The common LiPF₆ electrolyte in lithium batteries often contains trace water (∼10 ppm) and hydrofluoric acid (∼20 ppm). But the possible influence of this trace HF on the performance of Li–organic batteries with organic cathode materials is still not clear. In this paper, a novel N-heterocycle based conjugated microporous polymer PTPADTz based on the triphenylamine–bitriazine group was prepared. The polymer PTPADTz was found to possess a high surface area (∼657 m² g⁻¹) and an abundant microporous structure. Using PTPADTz as the cathode material in lithium batteries with the LiPF₆ electrolyte, apart from the voltage platform of triphenylamine around 3.75 V, a new and unstable low voltage platform at ∼2 V was also observed, which did not correspond to the n-doping process of bitriazine groups according to electrochemistry results. Furthermore, it faded rapidly and disappeared in 20 cycles with an irreversible capacity loss. Such an uncommon phenomenon was not observed in the same lithium batteries with the LiClO₄ electrolyte. UV-vis spectra and electrochemistry results showed that the PTPADTz film exhibited an obvious red-shift in the LiPF₆ electrolyte similar to that in HCl solution and the HF/LiClO₄ electrolyte, with the film color in both changing from yellow to a shade of red, which were not observed in the LiClO₄ electrolyte. Thus the uncommon low voltage platform at ∼2 V in the LiPF₆ electrolyte might be ascribed to the acid-doping effect of the trace HF in the electrolyte, which bonded with the electron pairs of nitrogen in triazine to increase its electron affinity and produce another new n-doping behavior.
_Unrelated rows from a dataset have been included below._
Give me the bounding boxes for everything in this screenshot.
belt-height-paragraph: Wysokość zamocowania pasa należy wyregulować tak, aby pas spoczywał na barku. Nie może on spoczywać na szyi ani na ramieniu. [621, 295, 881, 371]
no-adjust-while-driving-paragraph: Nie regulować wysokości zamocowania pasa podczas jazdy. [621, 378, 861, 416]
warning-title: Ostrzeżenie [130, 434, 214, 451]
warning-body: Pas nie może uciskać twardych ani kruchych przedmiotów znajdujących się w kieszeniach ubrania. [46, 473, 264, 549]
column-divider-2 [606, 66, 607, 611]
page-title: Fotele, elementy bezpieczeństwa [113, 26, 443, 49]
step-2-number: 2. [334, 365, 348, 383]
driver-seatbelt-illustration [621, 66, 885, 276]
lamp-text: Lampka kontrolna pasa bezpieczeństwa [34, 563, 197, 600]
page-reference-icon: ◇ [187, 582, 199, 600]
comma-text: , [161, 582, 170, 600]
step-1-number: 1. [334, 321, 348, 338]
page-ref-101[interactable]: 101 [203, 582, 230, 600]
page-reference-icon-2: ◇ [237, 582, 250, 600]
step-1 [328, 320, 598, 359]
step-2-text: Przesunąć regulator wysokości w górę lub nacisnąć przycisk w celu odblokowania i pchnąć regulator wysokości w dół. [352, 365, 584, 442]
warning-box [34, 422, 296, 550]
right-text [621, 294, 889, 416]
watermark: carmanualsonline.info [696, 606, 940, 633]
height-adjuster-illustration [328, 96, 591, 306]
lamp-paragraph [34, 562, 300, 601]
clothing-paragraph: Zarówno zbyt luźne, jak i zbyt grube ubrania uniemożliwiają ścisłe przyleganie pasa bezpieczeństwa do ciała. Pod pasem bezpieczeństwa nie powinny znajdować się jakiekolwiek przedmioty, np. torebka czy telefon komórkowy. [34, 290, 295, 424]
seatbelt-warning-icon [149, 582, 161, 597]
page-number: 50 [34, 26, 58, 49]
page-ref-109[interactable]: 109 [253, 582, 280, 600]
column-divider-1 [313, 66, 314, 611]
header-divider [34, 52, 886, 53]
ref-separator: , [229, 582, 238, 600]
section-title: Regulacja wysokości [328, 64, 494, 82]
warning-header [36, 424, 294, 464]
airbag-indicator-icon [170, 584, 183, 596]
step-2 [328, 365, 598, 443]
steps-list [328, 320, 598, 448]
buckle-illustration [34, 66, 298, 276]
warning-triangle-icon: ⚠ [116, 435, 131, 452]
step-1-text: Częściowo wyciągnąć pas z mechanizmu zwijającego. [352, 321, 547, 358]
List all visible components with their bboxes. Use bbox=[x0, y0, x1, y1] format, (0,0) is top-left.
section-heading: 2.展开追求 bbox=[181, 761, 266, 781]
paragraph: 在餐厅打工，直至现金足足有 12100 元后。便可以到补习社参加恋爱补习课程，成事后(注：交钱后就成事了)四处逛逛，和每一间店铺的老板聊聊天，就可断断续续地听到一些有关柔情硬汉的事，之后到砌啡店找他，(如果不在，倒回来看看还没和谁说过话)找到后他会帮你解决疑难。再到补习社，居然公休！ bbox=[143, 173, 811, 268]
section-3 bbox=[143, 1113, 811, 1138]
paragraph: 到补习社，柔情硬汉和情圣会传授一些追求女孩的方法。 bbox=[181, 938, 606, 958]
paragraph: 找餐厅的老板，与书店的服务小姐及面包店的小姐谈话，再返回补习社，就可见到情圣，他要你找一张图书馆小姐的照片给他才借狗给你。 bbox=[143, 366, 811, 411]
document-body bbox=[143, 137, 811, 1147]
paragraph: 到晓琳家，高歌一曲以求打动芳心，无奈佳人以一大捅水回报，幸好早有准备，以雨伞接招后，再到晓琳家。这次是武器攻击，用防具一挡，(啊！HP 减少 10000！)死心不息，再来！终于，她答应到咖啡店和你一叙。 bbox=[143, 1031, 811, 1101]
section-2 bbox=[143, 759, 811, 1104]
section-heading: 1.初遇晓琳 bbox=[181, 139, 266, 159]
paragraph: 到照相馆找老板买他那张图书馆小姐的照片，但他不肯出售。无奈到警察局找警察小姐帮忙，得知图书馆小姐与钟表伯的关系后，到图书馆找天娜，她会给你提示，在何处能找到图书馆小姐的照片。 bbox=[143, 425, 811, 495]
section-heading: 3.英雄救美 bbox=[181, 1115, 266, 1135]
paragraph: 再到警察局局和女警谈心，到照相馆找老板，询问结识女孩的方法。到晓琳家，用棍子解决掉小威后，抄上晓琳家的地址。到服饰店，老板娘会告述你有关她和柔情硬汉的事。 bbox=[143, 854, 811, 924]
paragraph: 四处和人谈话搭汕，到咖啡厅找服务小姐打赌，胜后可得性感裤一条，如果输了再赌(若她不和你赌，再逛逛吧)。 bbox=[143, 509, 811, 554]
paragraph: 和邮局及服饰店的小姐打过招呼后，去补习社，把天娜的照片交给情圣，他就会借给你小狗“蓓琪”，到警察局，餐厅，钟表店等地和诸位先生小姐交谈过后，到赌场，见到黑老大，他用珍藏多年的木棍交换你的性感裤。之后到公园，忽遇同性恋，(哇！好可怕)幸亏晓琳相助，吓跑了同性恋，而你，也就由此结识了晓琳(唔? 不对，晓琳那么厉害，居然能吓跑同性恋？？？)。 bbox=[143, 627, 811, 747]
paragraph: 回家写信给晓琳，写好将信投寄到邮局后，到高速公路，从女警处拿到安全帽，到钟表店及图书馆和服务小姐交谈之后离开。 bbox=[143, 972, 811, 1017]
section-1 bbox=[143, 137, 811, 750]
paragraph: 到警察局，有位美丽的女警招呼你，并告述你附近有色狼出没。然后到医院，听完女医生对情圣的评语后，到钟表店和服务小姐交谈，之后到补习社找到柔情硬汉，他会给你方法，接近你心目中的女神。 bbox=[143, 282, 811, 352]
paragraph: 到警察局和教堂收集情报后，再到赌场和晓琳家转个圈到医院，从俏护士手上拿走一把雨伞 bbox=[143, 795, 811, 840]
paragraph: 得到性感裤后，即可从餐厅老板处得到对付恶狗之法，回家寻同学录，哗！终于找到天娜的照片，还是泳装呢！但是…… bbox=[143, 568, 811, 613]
The open lithium battery experiments clearly demonstrated the in situ color change related to the doping and dedoping behavior during the whole charge/discharge process, further confirming that the acid-doping of the trace HF into the triazine group was the origin of the observed low voltage platform. Hence, this study may provide new insight into the influence of trace H⁺ in the electrolyte on the performance of Li–organic batteries.